After serving as a City Council member, Dodrill, who will succeed retiring mayor Becky Arnold, is devising ways to revitalize Estacada's slumping economy and develop viable business opportunities while also promoting the town's natural assets.

It was one of the planks of his campaign platform, and after defeating opponent Pat Watkins 75 percent to 25 percent in last week's election, it appears his ideas resonated with voters.

“There are some that would not like to see a lot of economic growth or even population growth in Estacada,” Dodrill says. “My position has been, if there is not a certain amount of growth, then things die.”

Dodrill points to the handful of empty buildings along Broadway Street as proof that Estacada needs to address its economic feasibility and find ways to attract new businesses, like the industrial area built on the edge of town, which has created family-wage job opportunities.

Any plans to grow and develop Estacada needs to be done with Estacada's small-town image in mind, he added.

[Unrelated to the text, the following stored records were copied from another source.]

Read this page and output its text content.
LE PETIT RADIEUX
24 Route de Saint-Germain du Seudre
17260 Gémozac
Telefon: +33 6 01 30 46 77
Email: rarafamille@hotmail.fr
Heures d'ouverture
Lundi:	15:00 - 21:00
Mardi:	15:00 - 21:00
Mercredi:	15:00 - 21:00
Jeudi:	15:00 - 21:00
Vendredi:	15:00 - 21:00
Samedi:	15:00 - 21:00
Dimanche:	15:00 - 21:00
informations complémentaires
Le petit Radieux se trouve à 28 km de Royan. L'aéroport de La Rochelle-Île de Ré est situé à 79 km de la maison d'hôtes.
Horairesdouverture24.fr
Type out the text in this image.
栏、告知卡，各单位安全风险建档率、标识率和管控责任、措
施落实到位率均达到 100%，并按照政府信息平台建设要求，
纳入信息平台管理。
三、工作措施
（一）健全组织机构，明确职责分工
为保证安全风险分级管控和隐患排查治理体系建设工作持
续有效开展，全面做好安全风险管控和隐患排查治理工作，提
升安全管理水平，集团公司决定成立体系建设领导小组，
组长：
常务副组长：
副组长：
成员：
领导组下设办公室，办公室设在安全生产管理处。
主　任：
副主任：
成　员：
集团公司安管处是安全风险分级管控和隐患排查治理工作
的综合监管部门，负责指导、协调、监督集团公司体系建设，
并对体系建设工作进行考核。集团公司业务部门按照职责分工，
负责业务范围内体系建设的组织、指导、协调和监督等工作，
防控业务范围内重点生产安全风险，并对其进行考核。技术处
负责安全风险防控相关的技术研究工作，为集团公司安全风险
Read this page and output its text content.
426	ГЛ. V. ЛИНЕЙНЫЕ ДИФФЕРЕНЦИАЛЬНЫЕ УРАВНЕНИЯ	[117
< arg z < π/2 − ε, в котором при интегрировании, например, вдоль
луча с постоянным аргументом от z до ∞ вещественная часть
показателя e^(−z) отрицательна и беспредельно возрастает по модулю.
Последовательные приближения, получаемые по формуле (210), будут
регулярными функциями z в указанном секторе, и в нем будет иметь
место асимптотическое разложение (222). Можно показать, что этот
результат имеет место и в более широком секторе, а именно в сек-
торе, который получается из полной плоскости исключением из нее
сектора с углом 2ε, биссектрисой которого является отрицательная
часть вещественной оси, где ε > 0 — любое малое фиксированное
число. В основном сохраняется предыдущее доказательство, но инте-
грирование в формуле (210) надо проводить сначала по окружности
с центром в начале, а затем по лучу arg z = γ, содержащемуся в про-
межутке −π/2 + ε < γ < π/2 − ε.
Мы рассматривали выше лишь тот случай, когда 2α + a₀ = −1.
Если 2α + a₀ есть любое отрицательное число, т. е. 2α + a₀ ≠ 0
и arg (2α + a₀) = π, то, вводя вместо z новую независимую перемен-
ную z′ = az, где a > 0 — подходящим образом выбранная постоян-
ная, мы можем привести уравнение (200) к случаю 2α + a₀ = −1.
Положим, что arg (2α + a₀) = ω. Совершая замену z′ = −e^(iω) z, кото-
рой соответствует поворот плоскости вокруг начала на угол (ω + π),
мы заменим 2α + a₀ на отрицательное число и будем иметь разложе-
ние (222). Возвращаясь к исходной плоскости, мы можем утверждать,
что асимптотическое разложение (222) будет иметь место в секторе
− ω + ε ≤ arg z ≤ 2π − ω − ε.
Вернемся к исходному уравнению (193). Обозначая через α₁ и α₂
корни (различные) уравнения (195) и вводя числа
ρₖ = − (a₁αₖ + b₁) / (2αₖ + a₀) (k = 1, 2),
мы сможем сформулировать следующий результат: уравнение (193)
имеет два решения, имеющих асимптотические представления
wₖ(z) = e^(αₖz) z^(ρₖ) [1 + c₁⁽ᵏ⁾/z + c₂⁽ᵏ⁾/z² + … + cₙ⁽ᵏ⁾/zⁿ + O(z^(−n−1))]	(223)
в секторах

“If it's not growing to a certain degree it will indicate that there's not a lot of vitality and life there,” he says. “So we need to plan for growth and we need to prepare to grow appropriately so we can maintain this beautiful area we live in with this small town feel and yet be economically viable so the businesses are in town.”

Dodrill points out that Estacada, once a thriving logging town, must identify other resources that can circumvent an economic downturn now that that industry is gone.

Other than attracting businesses, Dodrill says that tourism can spark the local economy.

That idea has been implemented across Oregon and even in small communities, like Sandy, which has promoted its natural resources to outdoor adventurists.

In 2009, the Sandy Ridge Trail was opened and was quickly identified as one of the best mountain biking trails in the Northwest. Approximately 35,000 riders will visit the trail this year, and that turnout has positively impacted businesses in Sandy and the mountain villages.

“For Estacada, since we're not necessarily a logging town anymore and our mill is not running, we've had to look at if there's other things we can do,” Dodrill says. “We've looked at tourism. That's been the most visible or most prominent area we need to be looking at.”

Dodrill wants to showcase the potential of the areas natural resources, such as the Clackamas River's camping, hiking and fishing opportunities or the Cazadero Trail's lengthy, scenic setting.

“If we can seize on it and take advantage of that and at the same time still preserve it, that's what we need to be looking to do,” he says.

Dodrill added that conversations between Estacada's economic development association and Clackamas County Tournism, the same organization that helped Sandy promote its tourism, are ongoing. He also says a group recently met about a plan to revitalize the downtown riverside area.

“We can continues to make this a viable, livable community instead of being what we once were, which was a community that was almost absolutely dependent on the logging industry,” Dodrill says. “We need to be re-envisioning what Estacada is,” Dodrill says.